Morning Anxiety after Stressful Days and Training

Hey Coach,

after only one hard workout and two days of inadequate sleep (7 hours) in a stressful period, I’m no longer a confident type 2a but an anxiety ridden type 3. I wake up in the morning with anxiety an hour before my alarm goes off and it takes me a week to fix that. Should I stop training hard in stressful periods altogether (progress is still there) if I know I won’t get enough sleep? What can I do to deal with this morning anxiety and fix it?
On the next stressful day I’ll try your melatonin approach after 5 pm.

This happens to me if I don’t have some slow digesting carbs before bed. Do you eat anything before bedtime?

I normally drink a shake with 100g instant oats and whey protein.
Which carb is slow digesting enough to last 9 hours?

None, as far as I know. But maybe you could have steel cut oats instead and maybe casein instead of whey (or one scoop of each). Throw some glycine in there too, or gelatin.

Theanine before bed might help.

The 2A “passionate” has low methylation which gives him a lower serotonin level than the 2A “actor”. As such he is more at risk of anxiety in stressful times because serotonin prevents brain overactivity (which is what anxiety really is).

In your case the anxiety is likely due to an excessive sympathetic (fight or flight)/parasympathetic (rest and recover) ratio. Probably brought up by an adrenergic (adrenaline)activity that is too high for your inhibitory neurotransmitters to control.

If you understand the connection between cortisol and adrenaline, you now that any cortisol release will also lead to a release of adrenaline (cortisol increases the conversion of noradrenaline into adrenaline).

So any stressor (which increases cortisol) will increase adrenergic activity, making it harder for your inhibitory neurotransmitters to calm the brain down at night.

When you are in a high stress period you produce tons of cortisol, when you train you also produce cortisol… and depending on how you train you can produce a lot of it.

If you know that you are sensitive to anxiety under stress, it is likely that training too hard can tip the scales in the wrong direction.

5 elements can trigger a cortisol release in training.

Volume: cortisol is needed for energy mobilization. More volume means more energy requirement which leads to a higher cortisol release to mobilize the required fuel.

Intensiveness: this is how hard you are pushing each set. The closer you get to failure, the more cortisol you will produce. That’s because at that level the brain thinks that it’s about to fail and is in danger.

Psychological stress: any load or exercise that causes some “fear” or uncertainty, or required any psyching up, will release a good amount of cortisol.

Neurological demands: the harder the brain needs to work, the more adrenaline you need (to increase neurological activation, awareness, focus, motivation). More complex movements can thus increase cortisol more than simpler ones. Exercise combinations (A1/A2) will also increase it more than normal sets. Adding new exercises also increase neurological demands. Heavier and more explosive work does the same.

Density: the shorter the rest intervals, the more cortisol/adrenaline increase, keeping your heart rate up. Great to stay in the zone, but comes at a cost.

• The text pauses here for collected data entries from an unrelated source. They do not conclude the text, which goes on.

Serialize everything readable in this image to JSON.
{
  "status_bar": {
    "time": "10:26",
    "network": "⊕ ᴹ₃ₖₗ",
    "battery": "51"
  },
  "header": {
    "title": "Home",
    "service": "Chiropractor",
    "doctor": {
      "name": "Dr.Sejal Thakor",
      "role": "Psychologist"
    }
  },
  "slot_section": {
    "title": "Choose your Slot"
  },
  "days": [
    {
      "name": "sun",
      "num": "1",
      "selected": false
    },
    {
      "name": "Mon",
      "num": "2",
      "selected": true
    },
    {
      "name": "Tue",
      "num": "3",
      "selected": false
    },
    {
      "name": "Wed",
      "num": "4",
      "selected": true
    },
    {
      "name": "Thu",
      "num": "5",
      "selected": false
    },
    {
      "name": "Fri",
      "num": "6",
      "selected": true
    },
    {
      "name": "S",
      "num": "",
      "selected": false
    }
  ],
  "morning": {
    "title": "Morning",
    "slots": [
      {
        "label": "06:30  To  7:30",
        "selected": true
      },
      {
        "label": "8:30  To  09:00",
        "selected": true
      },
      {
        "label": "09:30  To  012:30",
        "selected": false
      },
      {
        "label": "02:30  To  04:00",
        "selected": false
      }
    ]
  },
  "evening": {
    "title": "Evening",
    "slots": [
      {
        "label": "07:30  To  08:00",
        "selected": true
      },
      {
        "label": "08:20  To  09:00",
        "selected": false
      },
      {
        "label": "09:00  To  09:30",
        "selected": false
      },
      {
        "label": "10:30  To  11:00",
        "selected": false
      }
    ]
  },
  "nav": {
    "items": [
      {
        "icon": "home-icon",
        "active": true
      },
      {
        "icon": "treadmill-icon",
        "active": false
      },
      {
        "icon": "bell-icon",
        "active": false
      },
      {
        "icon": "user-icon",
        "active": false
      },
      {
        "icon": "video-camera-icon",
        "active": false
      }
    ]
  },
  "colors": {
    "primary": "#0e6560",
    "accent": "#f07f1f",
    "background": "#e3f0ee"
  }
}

If you only have a high stress day, I would probably skip training (for example, I never train when I give seminars). If you have a high stress period of several days I would simply decrease the variables that increase cortisol:

  1. Low volume
  2. Don’t go to failure, leave 2 reps in the tank
  3. Stay in the moderate load zone (6-10 reps/set)
  4. Use more machines and pulleys
  5. Use longer rest intervals.

The melatonin after 5pm will help. Glycine 3-5g post-workout and at 5pm will help (by directly calming the brain down and by increasing circulating serotonin), magnesium 200mg post-workout and in the evening can help (by dislocating the adrenaline from its receptors), SAM-E can help (it’s the end product of the methylation cycle, if you are a poor methylator, SAM-E can compensate for that).


Ok thanks, will try that.
It’s difficult for me to train with lower intensity, I feel like stagnating and weak. I have to discipline myself to not go to hard when stress is high.

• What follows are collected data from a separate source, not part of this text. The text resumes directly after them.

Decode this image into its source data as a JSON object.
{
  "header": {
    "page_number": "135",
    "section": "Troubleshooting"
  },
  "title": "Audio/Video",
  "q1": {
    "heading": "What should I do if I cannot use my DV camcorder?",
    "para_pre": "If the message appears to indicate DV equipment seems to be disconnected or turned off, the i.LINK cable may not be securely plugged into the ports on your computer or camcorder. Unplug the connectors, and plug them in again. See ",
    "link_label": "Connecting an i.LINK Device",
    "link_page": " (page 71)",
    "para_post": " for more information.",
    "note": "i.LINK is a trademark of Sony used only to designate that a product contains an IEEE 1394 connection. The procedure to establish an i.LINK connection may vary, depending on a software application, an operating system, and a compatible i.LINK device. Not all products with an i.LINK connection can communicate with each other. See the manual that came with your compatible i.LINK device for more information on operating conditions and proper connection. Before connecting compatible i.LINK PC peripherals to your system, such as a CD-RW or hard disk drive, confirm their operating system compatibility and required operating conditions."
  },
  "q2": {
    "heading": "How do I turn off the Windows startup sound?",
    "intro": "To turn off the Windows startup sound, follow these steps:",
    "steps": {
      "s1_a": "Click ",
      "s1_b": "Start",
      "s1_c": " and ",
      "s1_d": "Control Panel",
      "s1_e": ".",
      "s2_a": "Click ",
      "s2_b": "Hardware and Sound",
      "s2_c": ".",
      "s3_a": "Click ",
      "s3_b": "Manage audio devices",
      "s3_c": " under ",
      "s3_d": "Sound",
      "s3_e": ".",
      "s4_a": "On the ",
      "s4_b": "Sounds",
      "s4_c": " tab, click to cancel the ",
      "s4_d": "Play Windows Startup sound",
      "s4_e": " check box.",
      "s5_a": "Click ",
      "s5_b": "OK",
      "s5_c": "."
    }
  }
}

Then you can use a high intensiveness (push each set hard) but minimal volume, long rest intervals ad mostly machine work


It might not be training related at all. Waking up 1 hour ahead of time while feeling anxious is really a bad sign. Did you check your BP ? High Blood pressure can cause that wakefulness. How old are you ?

1 Like

I’m mid twenties. BP is probably often high because I’m living a quite stressful life. During rest it’s normally low.

Thank you Sir.

I would suggest you to seek medical advice and not consider training overload to be the only problem for your sleep. It is not a good idea to have high blood pressure almost every day.

My blood pressure in the evening and at rest is fine. Drop at night is there too. Don’t worry about that.